Children are generally not less able to develop nephrogenic systemic fibrosis. However, since new guidelines have been implemented, children who receive gadolinium have not developed nephrogenic systemic fibrosis. [40]

The development of nephrogenic systemic fibrosis is not correlated with the duration of renal failure, and it can occur early as well as later. Hancox et al [41] noted a case of nephrogenic systemic fibrosis after 5 days of hemodialysis.

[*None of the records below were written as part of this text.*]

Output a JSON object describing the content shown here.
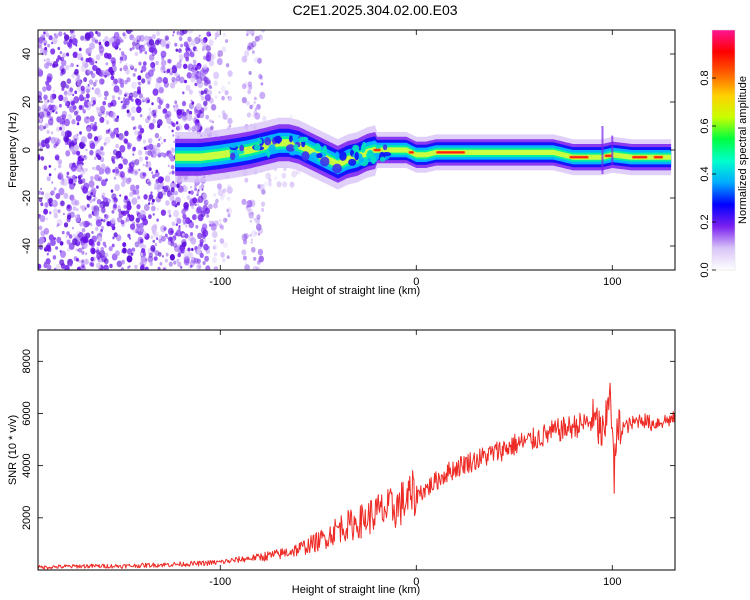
{
  "title": "C2E1.2025.304.02.00.E03",
  "colors": {
    "snr_line": "#ee2a25",
    "grid_frame": "#000000",
    "noise": "#7a2ff0",
    "ridge_core": "#ff1d1d"
  },
  "chart_data": [
    {
      "type": "heatmap",
      "name": "spectrogram",
      "xlabel": "Height of straight line (km)",
      "ylabel": "Frequency (Hz)",
      "xlim": [
        -193,
        132
      ],
      "ylim": [
        -50,
        50
      ],
      "xticks": [
        -100,
        0,
        100
      ],
      "yticks": [
        -40,
        -20,
        0,
        20,
        40
      ],
      "tick_labels_x": [
        "-100",
        "0",
        "100"
      ],
      "tick_labels_y": [
        "-40",
        "-20",
        "0",
        "20",
        "40"
      ],
      "ridge": {
        "x": [
          -123,
          -110,
          -100,
          -92,
          -85,
          -80,
          -75,
          -70,
          -65,
          -60,
          -55,
          -50,
          -45,
          -40,
          -35,
          -30,
          -25,
          -20,
          -15,
          -10,
          -5,
          0,
          5,
          10,
          20,
          40,
          60,
          70,
          80,
          90,
          95,
          100,
          110,
          120,
          130
        ],
        "freq": [
          -3,
          -3,
          -2,
          -1,
          0,
          1,
          2,
          3,
          3,
          2,
          0,
          -2,
          -4,
          -6,
          -4,
          -3,
          -1,
          0,
          0,
          0,
          0,
          -2,
          -2,
          -1,
          -1,
          -1,
          -1,
          -1,
          -3,
          -3,
          -3,
          -2,
          -3,
          -3,
          -3
        ]
      },
      "colorbar": {
        "label": "Normalized spectral amplitude",
        "range": [
          0,
          1
        ],
        "ticks": [
          0.0,
          0.2,
          0.4,
          0.6,
          0.8
        ],
        "tick_labels": [
          "0.0",
          "0.2",
          "0.4",
          "0.6",
          "0.8"
        ],
        "stops": [
          "#ffffff",
          "#d8c4f7",
          "#7a20f0",
          "#0000ff",
          "#00aaff",
          "#00ffcc",
          "#00ff40",
          "#c8ff00",
          "#ffd000",
          "#ff6000",
          "#ff0000",
          "#ff1493"
        ]
      }
    },
    {
      "type": "line",
      "name": "snr",
      "xlabel": "Height of straight line (km)",
      "ylabel": "SNR (10 * v/v)",
      "xlim": [
        -193,
        132
      ],
      "ylim": [
        0,
        9200
      ],
      "xticks": [
        -100,
        0,
        100
      ],
      "yticks": [
        2000,
        4000,
        6000,
        8000
      ],
      "tick_labels_x": [
        "-100",
        "0",
        "100"
      ],
      "tick_labels_y": [
        "2000",
        "4000",
        "6000",
        "8000"
      ],
      "series": [
        {
          "name": "SNR",
          "x": [
            -193,
            -170,
            -150,
            -130,
            -110,
            -100,
            -90,
            -80,
            -70,
            -60,
            -50,
            -45,
            -40,
            -35,
            -30,
            -25,
            -20,
            -15,
            -10,
            -5,
            0,
            5,
            10,
            15,
            20,
            25,
            30,
            40,
            50,
            60,
            70,
            80,
            85,
            90,
            93,
            96,
            98,
            99,
            100,
            101,
            102,
            104,
            107,
            110,
            115,
            120,
            125,
            132
          ],
          "values": [
            100,
            150,
            150,
            200,
            250,
            300,
            400,
            500,
            600,
            800,
            1100,
            1300,
            1600,
            1700,
            1800,
            2000,
            2200,
            2300,
            2400,
            2700,
            2900,
            3100,
            3400,
            3700,
            3900,
            4100,
            4200,
            4500,
            4800,
            5000,
            5300,
            5500,
            5600,
            5700,
            5500,
            5000,
            6500,
            7500,
            5000,
            3500,
            5000,
            5500,
            5500,
            5600,
            5800,
            5600,
            5700,
            5800
          ]
        }
      ]
    }
  ]
}
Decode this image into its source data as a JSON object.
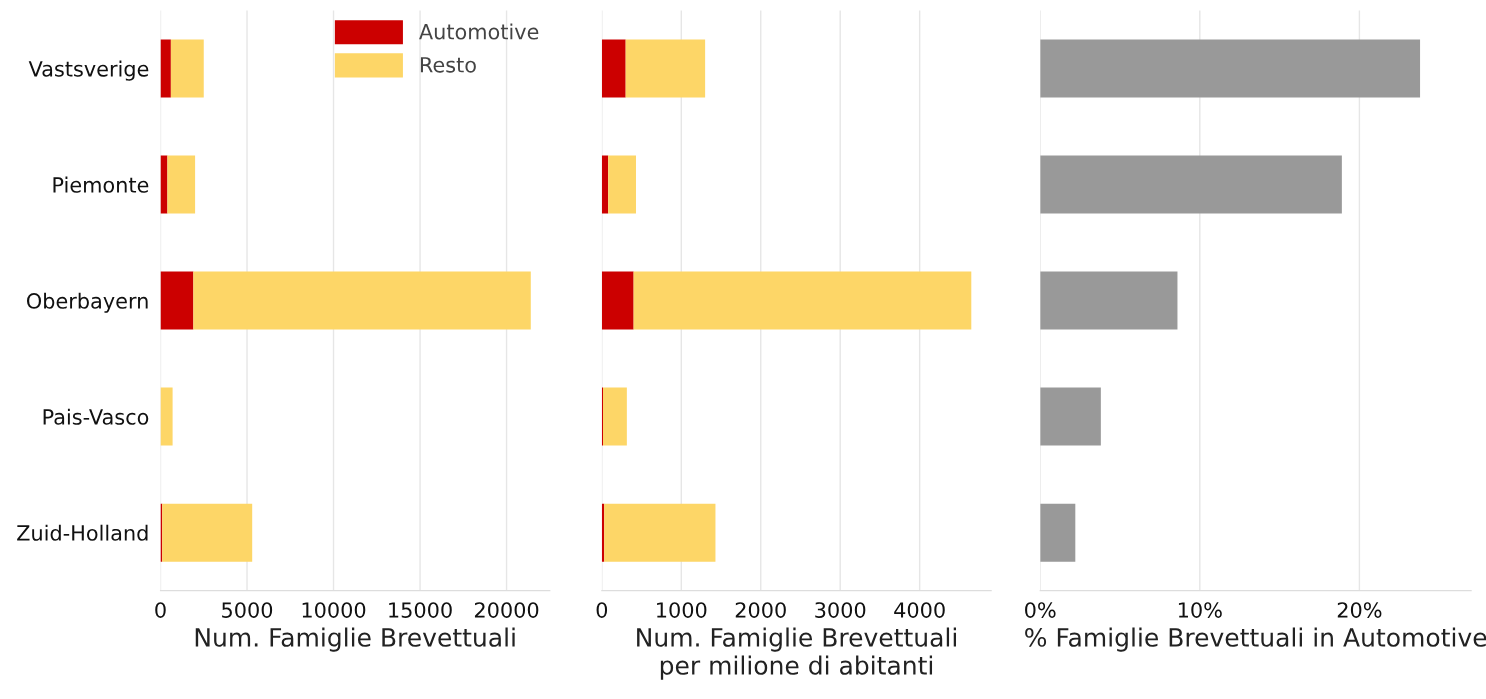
{
  "chart_data": [
    {
      "type": "bar",
      "orientation": "horizontal",
      "stacked": true,
      "categories": [
        "Vastsverige",
        "Piemonte",
        "Oberbayern",
        "Pais-Vasco",
        "Zuid-Holland"
      ],
      "xlabel": "Num. Famiglie Brevettuali",
      "series": [
        {
          "name": "Automotive",
          "color": "#cc0000",
          "values": [
            600,
            400,
            1900,
            null,
            100
          ]
        },
        {
          "name": "Resto",
          "color": "#fdd667",
          "values": [
            1900,
            1600,
            19500,
            700,
            5200
          ]
        }
      ],
      "xlim": [
        0,
        22500
      ],
      "xticks": [
        0,
        5000,
        10000,
        15000,
        20000
      ],
      "grid": "x",
      "legend": "top right"
    },
    {
      "type": "bar",
      "orientation": "horizontal",
      "stacked": true,
      "categories": [
        null,
        null,
        null,
        null,
        null
      ],
      "xlabel": "Num. Famiglie Brevettuali\nper milione di abitanti",
      "series": [
        {
          "color": "#cc0000",
          "values": [
            300,
            80,
            400,
            15,
            30
          ]
        },
        {
          "color": "#fdd667",
          "values": [
            1000,
            350,
            4250,
            300,
            1400
          ]
        }
      ],
      "xlim": [
        0,
        4900
      ],
      "xticks": [
        0,
        1000,
        2000,
        3000,
        4000
      ],
      "grid": "x",
      "tick_labels": "x"
    },
    {
      "type": "bar",
      "orientation": "horizontal",
      "categories": [
        null,
        null,
        null,
        null,
        null
      ],
      "xlabel": "% Famiglie Brevettuali in Automotive",
      "series": [
        {
          "color": "#999999",
          "values": [
            23.8,
            18.9,
            8.6,
            3.8,
            2.2
          ]
        }
      ],
      "xlim": [
        0,
        27
      ],
      "xticks": [
        {
          "value": 0,
          "label": "0%"
        },
        {
          "value": 10,
          "label": "10%"
        },
        {
          "value": 20,
          "label": "20%"
        }
      ],
      "grid": "x",
      "tick_labels": "x"
    }
  ]
}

Spontaneous resolution is described in some reports, typically coincident with improved/resolved renal disease. In most patients, nephrogenic systemic fibrosis is a progressive condition. Many patients report stabilization and marginal improvement after years with the condition. Whether nephrogenic systemic fibrosis is a localized or systemic disease is not yet clear.

Nephrogenic systemic fibrosis appears linked to increased morbidity and mortality. Todd et al [33] found that 24-month mortality rates following examination were 48% and 20% in patients with and those without cutaneous changes of nephrogenic systemic fibrosis, respectively (adjusted hazard ratio, 2.9; 95% confidence interval, 1.4-5.9).

Within weeks of disease onset, many patients become dependent on a wheelchair because of contractures. Several patients have died because of complications from fractures after falls triggered by their mobility problems. Additionally, many patients report maddening pruritus and/or causalgia. Finally, some patients experience flexion contractures if the disorder occurs over a joint.


Patient Education

Patients need to understand that nephrogenic systemic fibrosis in not a life-threatening disease and that it lacks effective treatment. Patients should also be warned about the increased risk of falls and subsequent fractures. Patients can be directed to the NFD Registry Web page for updated information (NFD/NSF Registry).